I have been going to bed around 6 AM lately. Tonight I figured if I'm going to be awake, instead of wasting the time watching YouTube and playing Spider Solitaire, I could write. And let the clacking of the keyboard disturb Green in his sleep, bwahahaha.
Not quite sure if I have anything specific to write about, but if you don't flex the muscle from time to time, blah blah blah, and speaking of flexing muscles, how the hell did I get in the habit of moving around so much, and how the hell have I managed to completely break that habit and while away my time in the most uncomfortable chair on the face of the planet?

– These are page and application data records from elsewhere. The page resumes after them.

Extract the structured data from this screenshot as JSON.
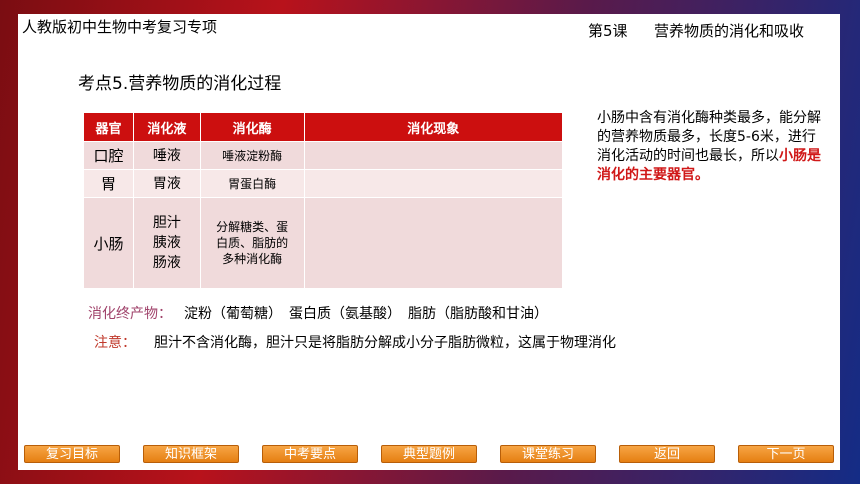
{
  "header": {
    "course": "人教版初中生物中考复习专项",
    "lesson": "第5课",
    "topic": "营养物质的消化和吸收"
  },
  "point_title": "考点5.营养物质的消化过程",
  "table": {
    "headers": [
      "器官",
      "消化液",
      "消化酶",
      "消化现象"
    ],
    "rows": [
      {
        "organ": "口腔",
        "juice": "唾液",
        "enzyme": "唾液淀粉酶",
        "phenomenon": ""
      },
      {
        "organ": "胃",
        "juice": "胃液",
        "enzyme": "胃蛋白酶",
        "phenomenon": ""
      },
      {
        "organ": "小肠",
        "juice_lines": [
          "胆汁",
          "胰液",
          "肠液"
        ],
        "enzyme_lines": [
          "分解糖类、蛋",
          "白质、脂肪的",
          "多种消化酶"
        ],
        "phenomenon": ""
      }
    ]
  },
  "side_note": {
    "text": "小肠中含有消化酶种类最多，能分解的营养物质最多，长度5-6米，进行消化活动的时间也最长，所以",
    "highlight": "小肠是消化的主要器官。"
  },
  "end_products": {
    "label": "消化终产物：",
    "value": "淀粉（葡萄糖）　蛋白质（氨基酸）　脂肪（脂肪酸和甘油）"
  },
  "note": {
    "label": "注意：",
    "value": "胆汁不含消化酶，胆汁只是将脂肪分解成小分子脂肪微粒，这属于物理消化"
  },
  "nav": [
    "复习目标",
    "知识框架",
    "中考要点",
    "典型题例",
    "课堂练习",
    "返回",
    "下一页"
  ]
}
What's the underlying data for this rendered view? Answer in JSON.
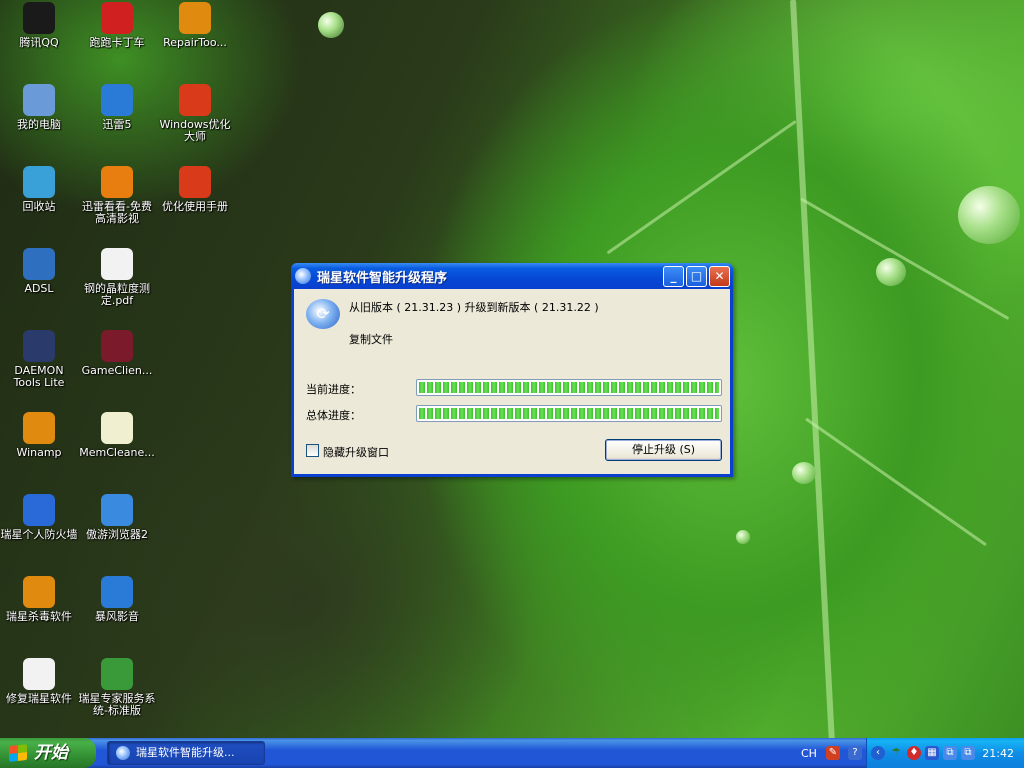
{
  "desktop": {
    "icons": [
      {
        "label": "腾讯QQ",
        "icon": "qq-penguin-icon",
        "color": "#1a1a1a"
      },
      {
        "label": "跑跑卡丁车",
        "icon": "kart-game-icon",
        "color": "#d02020"
      },
      {
        "label": "RepairToo...",
        "icon": "rising-lion-shield-icon",
        "color": "#e08a10"
      },
      {
        "label": "我的电脑",
        "icon": "my-computer-icon",
        "color": "#6a9ad8"
      },
      {
        "label": "迅雷5",
        "icon": "thunder-icon",
        "color": "#2a7ad8"
      },
      {
        "label": "Windows优化大师",
        "icon": "windows-optimizer-icon",
        "color": "#d83a1a"
      },
      {
        "label": "回收站",
        "icon": "recycle-bin-icon",
        "color": "#3aa0d8"
      },
      {
        "label": "迅雷看看-免费高清影视",
        "icon": "xunlei-kankan-icon",
        "color": "#e87d10"
      },
      {
        "label": "优化使用手册",
        "icon": "manual-icon",
        "color": "#d83a1a"
      },
      {
        "label": "ADSL",
        "icon": "network-icon",
        "color": "#2f6fc0"
      },
      {
        "label": "钢的晶粒度测定.pdf",
        "icon": "pdf-file-icon",
        "color": "#f2f2f2"
      },
      {
        "label": "DAEMON Tools Lite",
        "icon": "daemon-tools-icon",
        "color": "#2a3a6a"
      },
      {
        "label": "GameClien...",
        "icon": "game-client-icon",
        "color": "#7a1a2a"
      },
      {
        "label": "Winamp",
        "icon": "winamp-icon",
        "color": "#e08a10"
      },
      {
        "label": "MemCleane...",
        "icon": "mem-cleaner-icon",
        "color": "#f0f0d0"
      },
      {
        "label": "瑞星个人防火墙",
        "icon": "firewall-icon",
        "color": "#2a6ad8"
      },
      {
        "label": "傲游浏览器2",
        "icon": "maxthon-browser-icon",
        "color": "#3a8ae0"
      },
      {
        "label": "瑞星杀毒软件",
        "icon": "rising-antivirus-icon",
        "color": "#e08a10"
      },
      {
        "label": "暴风影音",
        "icon": "storm-player-icon",
        "color": "#2a7ad8"
      },
      {
        "label": "修复瑞星软件",
        "icon": "repair-file-icon",
        "color": "#f2f2f2"
      },
      {
        "label": "瑞星专家服务系统-标准版",
        "icon": "expert-service-icon",
        "color": "#3a9a3a"
      }
    ]
  },
  "dialog": {
    "title": "瑞星软件智能升级程序",
    "version_text": "从旧版本 ( 21.31.23 ) 升级到新版本 ( 21.31.22 )",
    "status_text": "复制文件",
    "current_label": "当前进度：",
    "total_label": "总体进度：",
    "current_progress": 1.0,
    "total_progress": 1.0,
    "hide_label": "隐藏升级窗口",
    "hide_checked": false,
    "stop_button": "停止升级 (S)",
    "minimize": "_",
    "maximize": "□",
    "close": "✕"
  },
  "taskbar": {
    "start_label": "开始",
    "task_label": "瑞星软件智能升级...",
    "lang": "CH",
    "clock": "21:42",
    "tray_icons": [
      "input-method-icon",
      "help-icon",
      "show-hidden-icon",
      "umbrella-icon",
      "rising-shield-icon",
      "firewall-tray-icon",
      "network-tray-icon"
    ]
  },
  "colors": {
    "titlebar": "#0a3fcf",
    "taskbar": "#2157d7",
    "start": "#3c9a3c",
    "progress": "#3bc22a"
  }
}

That is a thing I'd like to reverse.
Mrph, mrph, mrph mrph mrph.
I'm embracing my inner vlogger. Making a go at not being so fucking afraid of the camera. If you didn't already know, all three of you that still read the things I put down here from time to time. You can watch what comes out here: http://www.youtube.com/user/jessherselfable/videos
Oddly, vlogging so far is somewhat solving that whole issue I was having of "Do I be deep and insightful? Or just fucking weird?" Vloggers seem to have a free pass to be both, interchangeably, which is something I realized but never explored myself. Given that right now I'm more in a "just fucking weird" state of mind than a "deep and insightful" one, there isn't much of the latter put into vlog form (YET), but I'm sure it'll spill out eventually.
So here is a problem I have recognized: I get a lot of creative, dance-y, sing-y urges in the middle of the night. When Green's sleeping. NO GOOD. Must figure out a way to get those out without waking him up.
I should get a calendar so I can keep better track of the days, and log visual progress on things and projects. There's a lot of stuff I could be working on that I'm just not doing because of the aforementioned YouTube and Spider Solitaire. On the plus side, I have been actually doing my work from home job, which is great, because hey income. I've been mulling over the idea of getting another part-time lazy job, just to get out of the house and have a wee bit more income, but I don't know. It would have to be the right kind of job for me to take. I guess I'm pretty lucky to be in a position where I have the choice to work or not (or at least work somewhere that would schedule me).
Da da da da...I have no idea what I was hoping would come out of this post. THIS HAS BEEN ANOTHER THINGS THAT AREN'T IMPORTANT, BY ME. You're welcome.